The ask of leaving the page has a much larger cost for a mobile user, who doesn’t have multiple screens, nor do they have the display screen real estate for another window to exist.

Enter a new study by mobile app marketing platform Trademob, who “found that 22 percent of clicks are accidental, while 18 percent are fraudulent,” resulting in a 40% “oh crap” rate (my term).

Accidental clicks. Yes, the main reason why I click on mobile ads. Tell me more, please:

“Accidental clicks are actually a bigger problem than fraud, but the rate of accidental clicks appears to be falling. Pontiflex ran its own survey with Harris Interactive last year and found that 47 percent of app users said they were more apt to click a mobile ad by mistake than on purpose.”

Oops?

This is certainly not to scare anyone away from mobile. Instead, it shows what a challenge it is, and how we’ve yet to truly figure this out.

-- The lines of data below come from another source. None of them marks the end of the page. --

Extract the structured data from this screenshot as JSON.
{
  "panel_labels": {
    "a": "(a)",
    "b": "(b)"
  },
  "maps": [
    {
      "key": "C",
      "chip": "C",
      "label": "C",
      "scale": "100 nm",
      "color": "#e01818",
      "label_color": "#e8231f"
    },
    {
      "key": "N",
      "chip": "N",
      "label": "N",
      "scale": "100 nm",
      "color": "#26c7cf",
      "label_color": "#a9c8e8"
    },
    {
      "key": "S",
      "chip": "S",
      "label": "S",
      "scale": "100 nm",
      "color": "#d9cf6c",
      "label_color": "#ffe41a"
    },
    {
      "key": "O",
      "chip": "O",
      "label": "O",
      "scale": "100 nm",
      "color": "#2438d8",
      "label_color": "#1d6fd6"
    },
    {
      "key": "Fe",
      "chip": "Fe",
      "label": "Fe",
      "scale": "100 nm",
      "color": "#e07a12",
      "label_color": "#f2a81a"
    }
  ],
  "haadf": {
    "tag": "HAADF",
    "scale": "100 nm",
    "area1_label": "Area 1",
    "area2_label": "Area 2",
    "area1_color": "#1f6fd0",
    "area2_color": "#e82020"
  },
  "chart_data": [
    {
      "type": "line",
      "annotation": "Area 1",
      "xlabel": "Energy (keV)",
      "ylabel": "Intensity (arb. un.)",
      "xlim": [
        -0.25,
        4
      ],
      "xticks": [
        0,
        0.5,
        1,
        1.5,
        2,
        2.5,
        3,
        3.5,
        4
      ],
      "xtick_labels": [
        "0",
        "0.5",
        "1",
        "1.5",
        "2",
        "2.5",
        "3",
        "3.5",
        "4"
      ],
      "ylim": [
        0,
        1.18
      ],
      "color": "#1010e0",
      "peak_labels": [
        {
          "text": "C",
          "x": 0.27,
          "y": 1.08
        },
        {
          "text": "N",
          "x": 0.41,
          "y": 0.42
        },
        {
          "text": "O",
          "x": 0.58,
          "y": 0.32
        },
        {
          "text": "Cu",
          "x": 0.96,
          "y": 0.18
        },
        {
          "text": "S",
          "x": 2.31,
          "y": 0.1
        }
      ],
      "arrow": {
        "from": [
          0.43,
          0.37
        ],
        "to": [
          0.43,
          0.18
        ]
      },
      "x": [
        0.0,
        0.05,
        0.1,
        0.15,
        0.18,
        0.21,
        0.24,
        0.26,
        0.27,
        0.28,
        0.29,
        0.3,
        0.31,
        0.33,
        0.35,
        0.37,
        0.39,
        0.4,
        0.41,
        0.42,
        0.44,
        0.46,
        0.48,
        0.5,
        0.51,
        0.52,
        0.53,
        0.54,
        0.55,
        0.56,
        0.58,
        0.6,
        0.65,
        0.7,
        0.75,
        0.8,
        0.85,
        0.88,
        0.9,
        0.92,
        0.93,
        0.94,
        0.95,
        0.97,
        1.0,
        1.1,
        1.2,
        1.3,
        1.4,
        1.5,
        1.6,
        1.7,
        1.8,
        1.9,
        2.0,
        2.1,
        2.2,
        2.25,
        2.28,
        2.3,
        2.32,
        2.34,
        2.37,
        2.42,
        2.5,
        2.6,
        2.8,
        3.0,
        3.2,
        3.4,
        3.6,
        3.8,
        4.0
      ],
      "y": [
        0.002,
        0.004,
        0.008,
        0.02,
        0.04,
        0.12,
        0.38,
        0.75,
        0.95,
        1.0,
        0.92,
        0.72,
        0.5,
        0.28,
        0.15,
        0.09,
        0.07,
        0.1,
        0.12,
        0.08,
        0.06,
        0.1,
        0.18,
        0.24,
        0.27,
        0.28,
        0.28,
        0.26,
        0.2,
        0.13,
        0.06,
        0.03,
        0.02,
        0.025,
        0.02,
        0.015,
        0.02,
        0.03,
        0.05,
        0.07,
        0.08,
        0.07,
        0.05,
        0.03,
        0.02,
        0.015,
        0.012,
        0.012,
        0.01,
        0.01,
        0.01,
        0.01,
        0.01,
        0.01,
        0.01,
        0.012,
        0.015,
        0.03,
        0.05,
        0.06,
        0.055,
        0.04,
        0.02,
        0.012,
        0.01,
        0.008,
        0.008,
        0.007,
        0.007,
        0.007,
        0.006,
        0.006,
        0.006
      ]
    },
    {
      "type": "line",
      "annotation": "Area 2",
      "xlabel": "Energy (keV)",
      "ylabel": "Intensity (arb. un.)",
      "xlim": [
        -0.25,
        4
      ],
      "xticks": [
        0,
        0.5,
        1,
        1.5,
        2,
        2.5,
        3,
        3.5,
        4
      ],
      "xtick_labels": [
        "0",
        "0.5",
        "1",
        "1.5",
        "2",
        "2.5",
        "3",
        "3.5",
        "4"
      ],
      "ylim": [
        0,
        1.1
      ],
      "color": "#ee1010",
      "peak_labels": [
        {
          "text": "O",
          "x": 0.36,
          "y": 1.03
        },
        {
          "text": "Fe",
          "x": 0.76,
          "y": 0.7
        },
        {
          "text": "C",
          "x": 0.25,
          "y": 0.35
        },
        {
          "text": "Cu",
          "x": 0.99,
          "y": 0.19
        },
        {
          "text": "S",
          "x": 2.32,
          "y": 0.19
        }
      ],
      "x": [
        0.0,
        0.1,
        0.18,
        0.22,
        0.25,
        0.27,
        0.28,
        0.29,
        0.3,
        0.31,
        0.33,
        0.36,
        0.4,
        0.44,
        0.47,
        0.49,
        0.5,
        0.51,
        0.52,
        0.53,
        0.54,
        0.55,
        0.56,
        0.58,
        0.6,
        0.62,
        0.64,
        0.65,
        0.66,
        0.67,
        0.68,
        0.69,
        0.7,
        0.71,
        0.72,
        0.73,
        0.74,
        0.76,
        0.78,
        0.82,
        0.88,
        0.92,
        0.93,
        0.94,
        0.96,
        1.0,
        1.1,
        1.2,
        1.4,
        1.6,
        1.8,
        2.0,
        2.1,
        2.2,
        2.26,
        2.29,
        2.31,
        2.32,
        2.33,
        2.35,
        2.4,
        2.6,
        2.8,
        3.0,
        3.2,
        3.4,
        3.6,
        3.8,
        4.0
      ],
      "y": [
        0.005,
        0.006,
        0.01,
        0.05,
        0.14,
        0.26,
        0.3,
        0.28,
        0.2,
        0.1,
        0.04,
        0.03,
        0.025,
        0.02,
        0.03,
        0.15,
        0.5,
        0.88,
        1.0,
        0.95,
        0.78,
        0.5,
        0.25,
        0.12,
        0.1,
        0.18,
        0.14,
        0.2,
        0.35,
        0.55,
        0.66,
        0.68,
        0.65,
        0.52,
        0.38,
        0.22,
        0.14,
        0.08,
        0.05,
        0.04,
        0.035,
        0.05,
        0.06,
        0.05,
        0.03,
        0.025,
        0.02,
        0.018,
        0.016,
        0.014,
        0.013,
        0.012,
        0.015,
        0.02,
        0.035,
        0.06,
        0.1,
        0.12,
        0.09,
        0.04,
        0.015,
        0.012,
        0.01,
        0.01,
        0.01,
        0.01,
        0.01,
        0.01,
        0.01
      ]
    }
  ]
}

These are the studies that should leave advertisers with several questions to ponder, because those who are closer to figuring this puzzle out will reap the benefits. Here are a few of my own:

  1. How can I create an ad that users are less likely to click on accidentally? For example, where can it be placed on-screen to minimize users who meant to click on a link to another section of the website? How can it be designed so that it’s very obvious to the user that it’s not part of the regular content?
  2. What are the needs of my audience when they’re using mobile devices? How can I cater my message to meet those needs or appeal to someone who has those needs at that moment?
  3. Where can I place ads that fit with my “ask”, or where people are going to be more receptive to that ask? For instance, if I’m placing ads for people to watch a video, where can I place an ad where users are more likely to do that? If I’m running a petition ad, where are people more likely to go through with that ask?

~ by Brad Levinson on September 25, 2012.